Autorizado pela paciente, pôs-se a registrar a voz grave e trêmula de Cora. Já sem nenhuma das queixas que haviam levado os médicos a Goiás, a doceira se animou com o gravador e anunciou que iria declamar um poema.

Nele, a goiana nascida nas margens do Rio Vermelho começa a descrever um cenário caudaloso, uma corredeira de águas perigosas e uma mãe e seus cinco filhos tentando se salvar da enchente: “Água pelo queixo, e eu bracejava, bracejava/Quatro crianças no meu dorso/Agarradas nos meus cabelos, nas minhas orelhas/Nos meus ombros, nas minhas carnes/Quatro crianças que eu levava comigo e que devia levar até o porto.”

Segue o poema em seu relato de uma situação extrema, em que mãe e filhos estão correndo risco de afogamento:

“E o remanso me jogou para a margem/Senti uma solidez para os meus pés./Levantei/Saí da água escorrendo com a dor […] A mãe ainda sentia “no dorso, aquelas quatro crianças”. Então, pisou “a terra firme da margem”. Todos estavam salvos. Nesse instante, a mãe que atravessou o rio com os filhos agarrados às costas, sente uma epifania: “Esta hora foi a hora do deslumbramento/Eu havia carregado quatro crianças? Não./Quatro gigantes haviam me carregado./Eu não carreguei meus filhos/Quatro gigantes me carregaram/Saltaram de meus ombros quatro gigantes./Eu vi/E compreendi que aquelas crianças que eu pensava que eu estava carregando/Agarradas aos meus cabelos, às minhas orelhas/Eram quatro gigantes que me carregavam”.

O poema é longo, não começa e nem termina nesses trechos aqui citados. Ao que se sabe, não foram (ainda) publicados. Mas um CD com a gravação faz parte do acervo do Museu Casa de Cora Coralina, em Goiás Velho, entregue pelo médico.

Antes, porém, de a gravação chegar aos ouvidos dos que guardam a memória da poeta goiana, a fita-cassete daquele 1970 dormiu mais de 30 anos numa gaveta. Até que um dia, remexendo em guardados antigos, Heitor Rosa reencontrou o poema e a memória de seu primeiro encontro com Cora Coralina.

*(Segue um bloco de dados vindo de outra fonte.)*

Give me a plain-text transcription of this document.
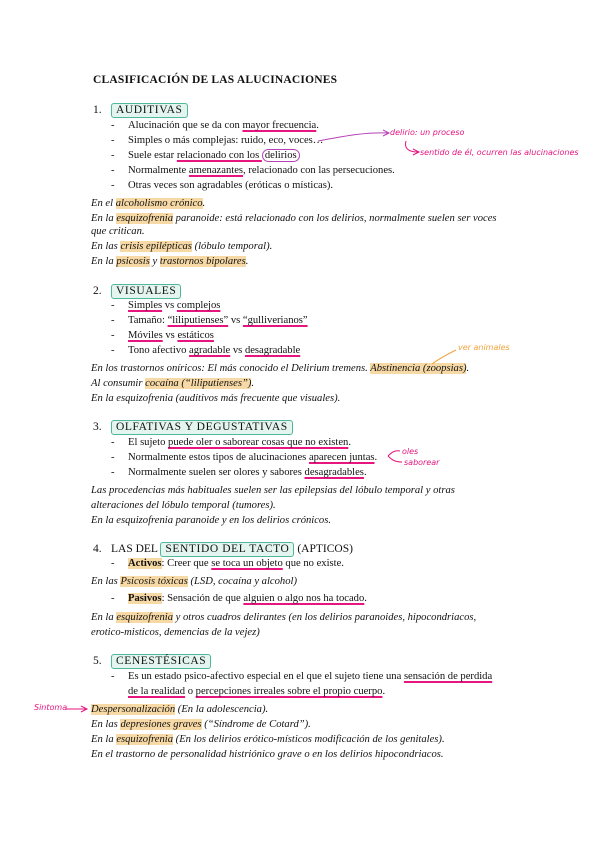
CLASIFICACIÓN DE LAS ALUCINACIONES
1. AUDITIVAS
- Alucinación que se da con mayor frecuencia.
- Simples o más complejas: ruido, eco, voces…
- Suele estar relacionado con los delirios
- Normalmente amenazantes, relacionado con las persecuciones.
- Otras veces son agradables (eróticas o místicas).
En el alcoholismo crónico.
En la esquizofrenia paranoide: está relacionado con los delirios, normalmente suelen ser voces
que critican.
En las crisis epilépticas (lóbulo temporal).
En la psicosis y trastornos bipolares.
2. VISUALES
- Simples vs complejos
- Tamaño: “liliputienses” vs “gulliverianos”
- Móviles vs estáticos
- Tono afectivo agradable vs desagradable
En los trastornos oníricos: El más conocido el Delirium tremens. Abstinencia (zoopsias).
Al consumir cocaína (“liliputienses”).
En la esquizofrenia (auditivos más frecuente que visuales).
3. OLFATIVAS Y DEGUSTATIVAS
- El sujeto puede oler o saborear cosas que no existen.
- Normalmente estos tipos de alucinaciones aparecen juntas.
- Normalmente suelen ser olores y sabores desagradables.
Las procedencias más habituales suelen ser las epilepsias del lóbulo temporal y otras
alteraciones del lóbulo temporal (tumores).
En la esquizofrenia paranoide y en los delirios crónicos.
4. LAS DEL SENTIDO DEL TACTO (APTICOS)
- Activos: Creer que se toca un objeto que no existe.
En las Psicosis tóxicas (LSD, cocaína y alcohol)
- Pasivos: Sensación de que alguien o algo nos ha tocado.
En la esquizofrenia y otros cuadros delirantes (en los delirios paranoides, hipocondriacos,
erotico-misticos, demencias de la vejez)
5. CENESTÉSICAS
- Es un estado psico-afectivo especial en el que el sujeto tiene una sensación de perdida
de la realidad o percepciones irreales sobre el propio cuerpo.
Despersonalización (En la adolescencia).
En las depresiones graves (“Síndrome de Cotard”).
En la esquizofrenia (En los delirios erótico-místicos modificación de los genitales).
En el trastorno de personalidad histriónico grave o en los delirios hipocondriacos.
delirio: un proceso
sentido de él, ocurren las alucinaciones
ver animales
oles
saborear
Sintoma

A tecnologia havia mudado e muito. Não havia mais gravador para ouvir a fita-cassete. Então, doutor Heitor procurou as organizações Jayme Câmara, em Goiânia, em busca de ajuda tecnológica. A notícia chegou rapidamente à redação de O Popular e o repórter Rogério Borges relatou nas páginas do jornal, em 2004, essa história.

Se a fita-cassete ficou esquecida no fundo de uma gaveta, o contato de Heitor Rosa com Cora Coralina se manteve.

Sempre que ela tinha algum incômodo físico, procurava o médico. Até que um dia fez um pedido incomum. Agraciada com o título de Doutora Honoris Causa pela Universidade Federal de Goiás (UFG), Cora adiava continuamente a cerimônia de entrega da honraria.

Queria que o médico estivesse presente ao evento, porque temia ter um ataque cardíaco. O medo tinha razão de ser: a poeta já estava com 94 anos. E havia um precedente: João Guimarães Rosa adiou várias vezes a cerimônia de entrada na Academia Brasileira de Letras para, imortal, ocupar a cadeira de número 2.

Temia que o coração não aguentasse. Temor que, de algum modo, se concretizou: três dias depois de receber a imortalidade, Guimarães Rosa morreu de infarto.

O médico aceitou de pronto a incumbência: providenciou ambulância e enfermeiro e se postou no auditório, numa das fileiras da frente, para que Cora Coralina o visse. A cerimônia deu-se com toda a pompa e circunstância. E a poeta voltou pra casa como doutora honoris causa.

Morreu quase dois anos depois, quatro meses antes de completar 96 anos.

* Este texto representa as opiniões e ideias do autor.